Determining Sample Size
Sampling Error
- The required sample size can be found to reach a desired margin of error (e) with a specified level of confidence (1 - \alpha).
- The margin of error is also called sampling error, it is:
- The amount of imprecision in the estimate of the population parameter
- The amount added and subtracted to the point estimate to form the confidence interval.
- For the Mean
- e = Z_{\alpha/2} \sqrt{\frac{\sigma}{n}}
- Now solve for n
- n = \frac{Z^2_{\alpha/2}\sigma^2}{e^2}
- To determine the required sample size for the mean, you must know:
- The desired level of confidence (1 - \alpha), which determines the critical value, Z_{\alpha/2}
- The acceptable sampling error, e
- The standard deviation, \sigma
Required Sample Size Example
- If \sigma = 45, what sample size is needed to estimate the mean within ± 5 with 90% confidence?
- n = \frac{Z^2_{\alpha/2}\sigma^2}{e^2} = \frac{(1.645^2)(45^2)}{5^2} = 219.19
- so the require sample size is 220 (always round up).
If \sigma is unknown
- If unknown, \sigma can be estimated when using the required sample size formula:
- Use a value for \sigma that is expected to be at least as large as the true \sigma.
- Select a pilot sample and estimate \sigma with the sample standard deviation, S
Determining Sample Size For the Population
- e = Z(\sqrt{\frac{\pi(1−\pi)}{n}})
- Solve for n
- n = \frac{Z^2_{\alpha/2}(\pi(1−\pi)}{e^2}
- To determine the required sample size for the proportion, you must know:
- The desired level of confidence (1 - \alpha, which determines the critical value, Z_{\alpha/2}
- The acceptable sampling error, e
- The true proportion of events of interest, \pi
- \pi can be estimated with a pilot sample if necessary (or conservatively use 0.5 as an estimate of \pi)
Required Sample Size Example
- How large a sample would be necessary to estimate the true proportion defective in a large population within ± 3%, with 95% confidence?
- (Assume a pilot sample yields p = 0.12)
- Solution:
- For 95% confidence, use Z_{\alpha/2} = 1.96
- e = 0.03
- p = 0.12, so use this to estimate \pi
- n = \frac{Z^2_{\alpha/2}(\pi(1 − \pi)}{e^2} = \frac{(1.96)^2(.12)(.88)}{(0.03)^2} = 450.74
- So: use n = 451
Ethical Issues
- A confidence interval estimate (reflecting sampling error) should always be included when reporting a point estimate.

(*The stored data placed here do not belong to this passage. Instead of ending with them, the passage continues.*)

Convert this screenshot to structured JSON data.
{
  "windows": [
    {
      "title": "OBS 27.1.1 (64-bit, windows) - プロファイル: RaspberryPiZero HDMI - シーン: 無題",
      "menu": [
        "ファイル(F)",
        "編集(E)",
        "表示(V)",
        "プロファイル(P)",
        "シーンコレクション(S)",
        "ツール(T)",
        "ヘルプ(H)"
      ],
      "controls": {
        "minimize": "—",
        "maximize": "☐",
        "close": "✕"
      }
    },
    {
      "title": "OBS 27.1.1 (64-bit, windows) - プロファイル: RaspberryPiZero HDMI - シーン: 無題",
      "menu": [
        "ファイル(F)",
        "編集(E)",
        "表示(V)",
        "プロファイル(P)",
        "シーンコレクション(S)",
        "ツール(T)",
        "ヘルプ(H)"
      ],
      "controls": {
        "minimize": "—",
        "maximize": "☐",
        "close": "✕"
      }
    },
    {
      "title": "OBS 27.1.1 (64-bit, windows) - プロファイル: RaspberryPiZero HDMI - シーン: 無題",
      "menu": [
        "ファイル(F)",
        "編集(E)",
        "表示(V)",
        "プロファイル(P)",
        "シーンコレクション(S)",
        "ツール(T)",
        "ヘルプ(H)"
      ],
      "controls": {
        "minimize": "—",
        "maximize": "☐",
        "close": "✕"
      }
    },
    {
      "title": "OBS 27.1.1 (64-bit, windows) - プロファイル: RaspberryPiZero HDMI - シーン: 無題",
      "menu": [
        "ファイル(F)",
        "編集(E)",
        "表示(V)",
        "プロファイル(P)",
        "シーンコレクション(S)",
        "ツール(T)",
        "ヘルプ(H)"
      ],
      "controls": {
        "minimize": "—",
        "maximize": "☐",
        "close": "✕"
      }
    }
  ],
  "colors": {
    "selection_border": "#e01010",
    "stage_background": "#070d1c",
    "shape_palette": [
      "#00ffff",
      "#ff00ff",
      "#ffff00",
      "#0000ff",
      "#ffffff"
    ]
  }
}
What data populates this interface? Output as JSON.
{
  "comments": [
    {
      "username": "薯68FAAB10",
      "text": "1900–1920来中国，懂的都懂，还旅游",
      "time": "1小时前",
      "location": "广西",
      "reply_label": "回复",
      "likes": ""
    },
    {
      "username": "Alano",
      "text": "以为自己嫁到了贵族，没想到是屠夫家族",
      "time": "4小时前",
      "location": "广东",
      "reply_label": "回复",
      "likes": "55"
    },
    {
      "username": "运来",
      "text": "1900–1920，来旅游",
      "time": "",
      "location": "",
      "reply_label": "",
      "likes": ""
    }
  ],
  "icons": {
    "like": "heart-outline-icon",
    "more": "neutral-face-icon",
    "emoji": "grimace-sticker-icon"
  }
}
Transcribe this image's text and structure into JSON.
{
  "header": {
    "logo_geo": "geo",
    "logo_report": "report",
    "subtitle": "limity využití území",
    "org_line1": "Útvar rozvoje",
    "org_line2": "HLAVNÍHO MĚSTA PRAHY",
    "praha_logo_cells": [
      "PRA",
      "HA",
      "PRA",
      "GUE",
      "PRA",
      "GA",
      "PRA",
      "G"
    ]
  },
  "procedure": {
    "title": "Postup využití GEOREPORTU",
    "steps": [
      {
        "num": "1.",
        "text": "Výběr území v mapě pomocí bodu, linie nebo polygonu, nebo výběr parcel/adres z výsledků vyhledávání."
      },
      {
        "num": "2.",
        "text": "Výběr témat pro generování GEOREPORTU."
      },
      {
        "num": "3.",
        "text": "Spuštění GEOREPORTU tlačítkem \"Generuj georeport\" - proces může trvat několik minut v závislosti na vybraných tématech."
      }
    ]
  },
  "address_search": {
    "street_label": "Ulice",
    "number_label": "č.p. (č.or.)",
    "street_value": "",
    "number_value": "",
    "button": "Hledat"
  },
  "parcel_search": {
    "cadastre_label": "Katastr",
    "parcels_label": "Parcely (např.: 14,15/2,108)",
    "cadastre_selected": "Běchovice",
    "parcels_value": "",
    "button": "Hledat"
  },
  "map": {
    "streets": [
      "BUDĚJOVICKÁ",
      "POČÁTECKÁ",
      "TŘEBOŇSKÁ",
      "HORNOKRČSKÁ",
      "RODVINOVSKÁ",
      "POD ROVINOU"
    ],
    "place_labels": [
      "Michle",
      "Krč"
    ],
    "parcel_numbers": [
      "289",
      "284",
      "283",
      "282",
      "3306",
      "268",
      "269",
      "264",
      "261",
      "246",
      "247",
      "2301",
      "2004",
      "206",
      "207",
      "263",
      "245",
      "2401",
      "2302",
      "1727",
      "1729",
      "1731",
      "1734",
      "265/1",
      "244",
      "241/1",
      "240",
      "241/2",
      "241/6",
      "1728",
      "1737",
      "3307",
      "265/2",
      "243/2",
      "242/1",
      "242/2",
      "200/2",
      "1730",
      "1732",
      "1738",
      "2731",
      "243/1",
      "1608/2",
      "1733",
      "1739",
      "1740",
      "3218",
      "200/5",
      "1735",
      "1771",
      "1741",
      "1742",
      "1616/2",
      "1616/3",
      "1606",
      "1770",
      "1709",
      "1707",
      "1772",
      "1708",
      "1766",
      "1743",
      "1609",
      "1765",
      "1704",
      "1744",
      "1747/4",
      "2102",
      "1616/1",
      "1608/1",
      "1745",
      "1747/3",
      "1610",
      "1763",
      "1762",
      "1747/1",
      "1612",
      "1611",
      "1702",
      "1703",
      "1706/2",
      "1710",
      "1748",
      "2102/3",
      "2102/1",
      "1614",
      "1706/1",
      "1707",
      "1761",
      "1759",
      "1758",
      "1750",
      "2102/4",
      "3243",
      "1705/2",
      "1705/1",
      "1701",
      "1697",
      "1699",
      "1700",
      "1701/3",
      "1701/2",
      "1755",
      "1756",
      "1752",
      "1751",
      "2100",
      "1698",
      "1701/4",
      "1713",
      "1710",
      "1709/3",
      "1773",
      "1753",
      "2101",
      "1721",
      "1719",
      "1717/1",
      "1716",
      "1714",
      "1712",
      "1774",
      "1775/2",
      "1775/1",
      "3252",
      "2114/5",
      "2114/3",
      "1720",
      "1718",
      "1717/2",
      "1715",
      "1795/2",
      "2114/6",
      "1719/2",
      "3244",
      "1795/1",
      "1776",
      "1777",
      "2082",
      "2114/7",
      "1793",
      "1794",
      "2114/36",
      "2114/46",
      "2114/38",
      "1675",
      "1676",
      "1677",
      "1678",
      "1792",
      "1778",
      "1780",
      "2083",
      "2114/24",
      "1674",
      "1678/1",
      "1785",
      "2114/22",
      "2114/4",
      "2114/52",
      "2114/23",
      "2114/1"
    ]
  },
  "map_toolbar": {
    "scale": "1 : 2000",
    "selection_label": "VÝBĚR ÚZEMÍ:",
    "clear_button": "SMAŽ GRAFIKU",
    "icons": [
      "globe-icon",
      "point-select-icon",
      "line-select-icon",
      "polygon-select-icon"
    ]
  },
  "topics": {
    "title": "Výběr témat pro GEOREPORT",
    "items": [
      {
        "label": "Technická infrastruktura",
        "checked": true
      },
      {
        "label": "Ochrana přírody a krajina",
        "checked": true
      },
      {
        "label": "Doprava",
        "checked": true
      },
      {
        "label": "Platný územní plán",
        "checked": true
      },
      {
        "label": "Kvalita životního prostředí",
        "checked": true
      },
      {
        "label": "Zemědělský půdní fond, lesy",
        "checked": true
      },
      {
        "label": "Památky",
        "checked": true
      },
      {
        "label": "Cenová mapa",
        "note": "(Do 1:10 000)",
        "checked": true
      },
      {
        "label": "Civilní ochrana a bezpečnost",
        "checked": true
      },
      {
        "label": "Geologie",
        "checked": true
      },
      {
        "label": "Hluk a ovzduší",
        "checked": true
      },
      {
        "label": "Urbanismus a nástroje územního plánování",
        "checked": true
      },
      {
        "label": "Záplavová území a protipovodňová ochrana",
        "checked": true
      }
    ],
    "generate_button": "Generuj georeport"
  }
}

- The level of confidence should always be reported.
- The sample size should be reported.
- An interpretation of the confidence interval estimate should also be provided.
Final Note
- The important thing to remember is that the margin of error, confidence interval, is generally a function three things, the degree of confidence required, the sample size and the percentage being estimated.
- Thus, sampling error will decrease as:
- The sample size (or number of interviews) gets bigger;
- The percentage estimated approaches 0% or 100% or
- The need to be certain about the result (e.g. the ‘‘confidence level’’) gets smaller.